The steady rise in the retirement age for receiving a state pension has turned into something of a mockery, especially for those who have spent their careers in low-paying, labor-intensive positions. Many face health issues as early as their fifties and find it difficult to continue working past the age of 60.
If I had significantly more funds, I’d purchase an apartment in Glasgow for my youngest son to reside in. I would enroll in a photography program at Falmouth University and allocate resources towards either securing access to or establishing a music studio.
Five years back, I managed to purchase my two-bedroom apartment in Scotland without taking out a mortgage shortly before the pandemic began; this happened after selling my property in Cornwall. Living in Scotland has been a long-held dream of mine, and I am thoroughly enjoying it. The local people are very welcoming, plus I have easy access to the coast nearby. Life is fulfilling for me now as I indulge in activities like hiking, jogging, exploring new places, making music, and even swimming in the ocean.
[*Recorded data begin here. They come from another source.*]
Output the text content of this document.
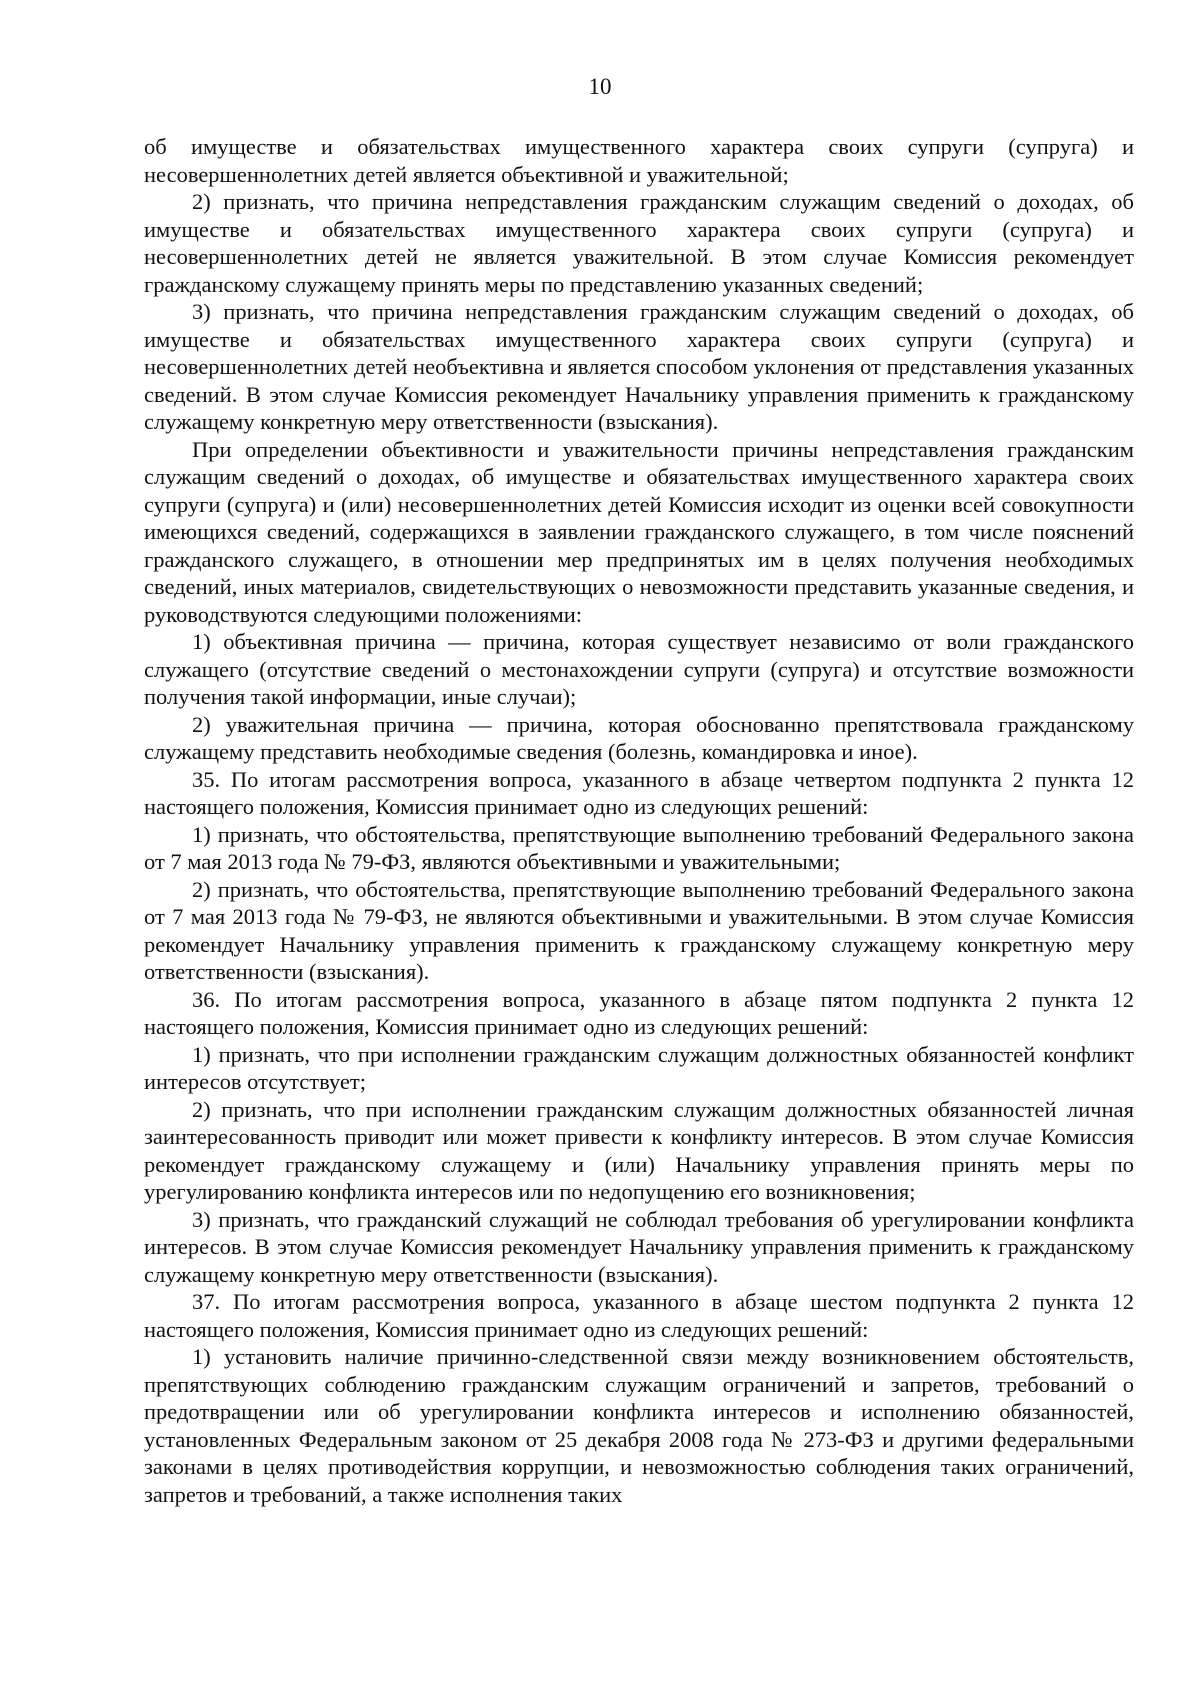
10

об имуществе и обязательствах имущественного характера своих супруги (супруга) и несовершеннолетних детей является объективной и уважительной;

2) признать, что причина непредставления гражданским служащим сведений о доходах, об имуществе и обязательствах имущественного характера своих супруги (супруга) и несовершеннолетних детей не является уважительной. В этом случае Комиссия рекомендует гражданскому служащему принять меры по представлению указанных сведений;

3) признать, что причина непредставления гражданским служащим сведений о доходах, об имуществе и обязательствах имущественного характера своих супруги (супруга) и несовершеннолетних детей необъективна и является способом уклонения от представления указанных сведений. В этом случае Комиссия рекомендует Начальнику управления применить к гражданскому служащему конкретную меру ответственности (взыскания).

При определении объективности и уважительности причины непредставления гражданским служащим сведений о доходах, об имуществе и обязательствах имущественного характера своих супруги (супруга) и (или) несовершеннолетних детей Комиссия исходит из оценки всей совокупности имеющихся сведений, содержащихся в заявлении гражданского служащего, в том числе пояснений гражданского служащего, в отношении мер предпринятых им в целях получения необходимых сведений, иных материалов, свидетельствующих о невозможности представить указанные сведения, и руководствуются следующими положениями:

1) объективная причина — причина, которая существует независимо от воли гражданского служащего (отсутствие сведений о местонахождении супруги (супруга) и отсутствие возможности получения такой информации, иные случаи);

2) уважительная причина — причина, которая обоснованно препятствовала гражданскому служащему представить необходимые сведения (болезнь, командировка и иное).

35. По итогам рассмотрения вопроса, указанного в абзаце четвертом подпункта 2 пункта 12 настоящего положения, Комиссия принимает одно из следующих решений:

1) признать, что обстоятельства, препятствующие выполнению требований Федерального закона от 7 мая 2013 года № 79-ФЗ, являются объективными и уважительными;

2) признать, что обстоятельства, препятствующие выполнению требований Федерального закона от 7 мая 2013 года № 79-ФЗ, не являются объективными и уважительными. В этом случае Комиссия рекомендует Начальнику управления применить к гражданскому служащему конкретную меру ответственности (взыскания).

36. По итогам рассмотрения вопроса, указанного в абзаце пятом подпункта 2 пункта 12 настоящего положения, Комиссия принимает одно из следующих решений:

1) признать, что при исполнении гражданским служащим должностных обязанностей конфликт интересов отсутствует;

2) признать, что при исполнении гражданским служащим должностных обязанностей личная заинтересованность приводит или может привести к конфликту интересов. В этом случае Комиссия рекомендует гражданскому служащему и (или) Начальнику управления принять меры по урегулированию конфликта интересов или по недопущению его возникновения;

3) признать, что гражданский служащий не соблюдал требования об урегулировании конфликта интересов. В этом случае Комиссия рекомендует Начальнику управления применить к гражданскому служащему конкретную меру ответственности (взыскания).

37. По итогам рассмотрения вопроса, указанного в абзаце шестом подпункта 2 пункта 12 настоящего положения, Комиссия принимает одно из следующих решений:

1) установить наличие причинно-следственной связи между возникновением обстоятельств, препятствующих соблюдению гражданским служащим ограничений и запретов, требований о предотвращении или об урегулировании конфликта интересов и исполнению обязанностей, установленных Федеральным законом от 25 декабря 2008 года № 273-ФЗ и другими федеральными законами в целях противодействия коррупции, и невозможностью соблюдения таких ограничений, запретов и требований, а также исполнения таких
I currently have CAD 10,700 saved up, which I’ve decided to put into Premium Bonds. This year, I’ve won CAD 175 in prizes. The previous year, my winnings wereCAD 350, and in 2023 they amounted to CAD 450. I’ll need to withdraw some of these funds for replacing the boiler and possibly updating the windows and installing a new kitchen. Besides this amount, I do not hold any additional savings and prefer not to invest in stocks and shares.
It feels incredibly wonderful to have zero mortgages and debts. Finally, I experience financial freedom and can allocate funds towards necessities or desires. Soon, I will be traveling from Edinburgh to Sweden, followed by Denmark, where I’ll participate in two parkrun events with my sister’s running group. Thankfully, I can cover lodging and flight costs using my earnings without any stress.
Staying fit and healthy is my main focus. About 13 years back, I underwent a highly effective hip replacement through the NHS. Despite financial challenges being common for many individuals, I feel it’s crucial for them to make an effort to lead fulfilling lives. Those facing monetary difficulties might also reflect on whether owning a vehicle is necessary. Personally, not having a car allows me to encounter more people, listen to their experiences, and engage in more intriguing adventures!